Prabhu Ramamoorthy, Ph.D.
Research Assistant Professor
My main research focus is on creating a new culture model to support the cancer researcher to study basic cancer biology and treatment. There is a common question, "Why do we need a new culture model to study cancer?" A significant hindrance to the discovery of new cancer therapies is that current in vitro and in vivo animal screening methods are poorly predictive of the clinical efficacy and safety of drug candidates. Hence, there is a high failure rate in clinical trials, with more than 50% due to insufficient efficacy but more importantly almost 20% due to toxicity. In addition, there is an ethical dilemma with testing toxicity profiles in animals, especially small ones such as mice and rats. Therefore, the goal of my study is to develop an in vitro system that would be better than the current testing methods and may be even eliminated animal testing. With the guidance of Dr. Shrikant Anant, I explore to create a novel cell culture model called "Tumor in a Dish" (TiD). This model will help us to study various aspect of cancer problems, like tumor microenvironment and cancer prevention.

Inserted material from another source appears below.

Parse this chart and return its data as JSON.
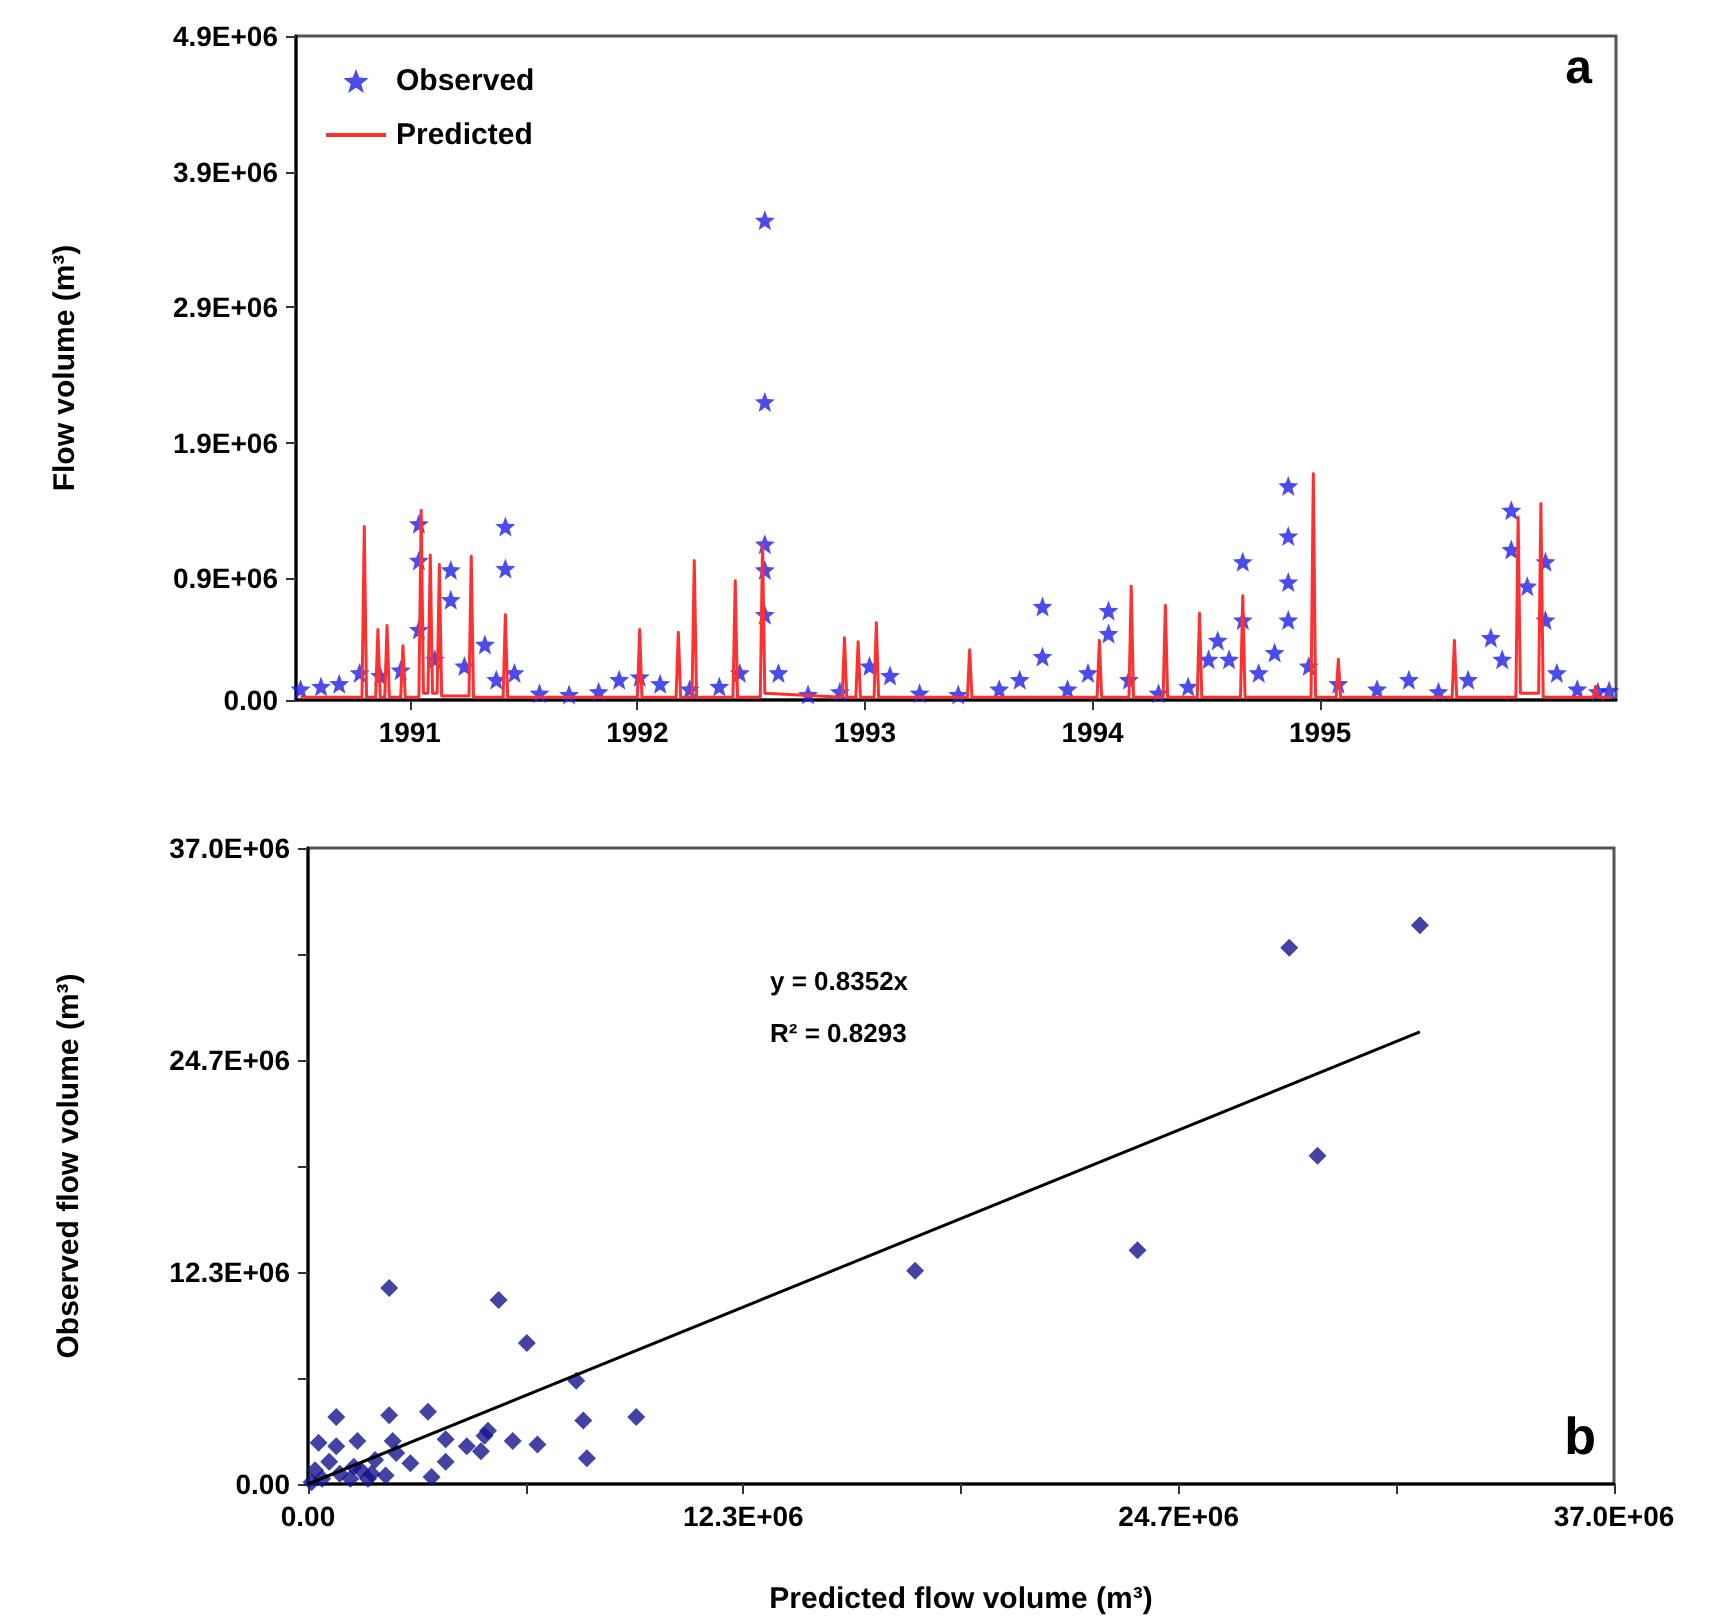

In this regard, we have now developed a novel three-dimensional cultures system termed "Tumor in a Dish" (TiD), which mimics the in vivo-like tumor microenvironment. The model provides cell-cell contact, architecture, and influence of different types of cells in the tumor microenvironment. The model is amenable to testing approved chemotherapeutic agents and novel investigational compounds. My main focus in this project is, i) to identify the effective drug for the cancer patient, personalized medicine and ii) to create a new model to study various cancer-specific treatment using patient-derived cells using 2D vs 3D (single cell type spheroids) vs TiD.
Hsp90 inhibitor project: Breast cancer is the second leading cause of death for women. Within breast cancer subtypes, those classified as Triple Negative Breast Cancer (TNBC) exhibit dismal survival rates due to their propensity to develop distant metastases. Heat shock protein 90 (Hsp90) is a molecular chaperone that aids in the folding and maturation of various proteins involved in breast cancer progression and resistance to therapy. My research focus is to elucidate whether the two natural inhibitors of Hsp90, celastrol and triptolide, inhibit triple negative breast cancer growth. This project mainly focuses on the effects of Hsp90 inhibitors on triple negative breast cancer: i) BRCA1 as a target for TNBC and ii) Notch as a therapeutic target for stem cells.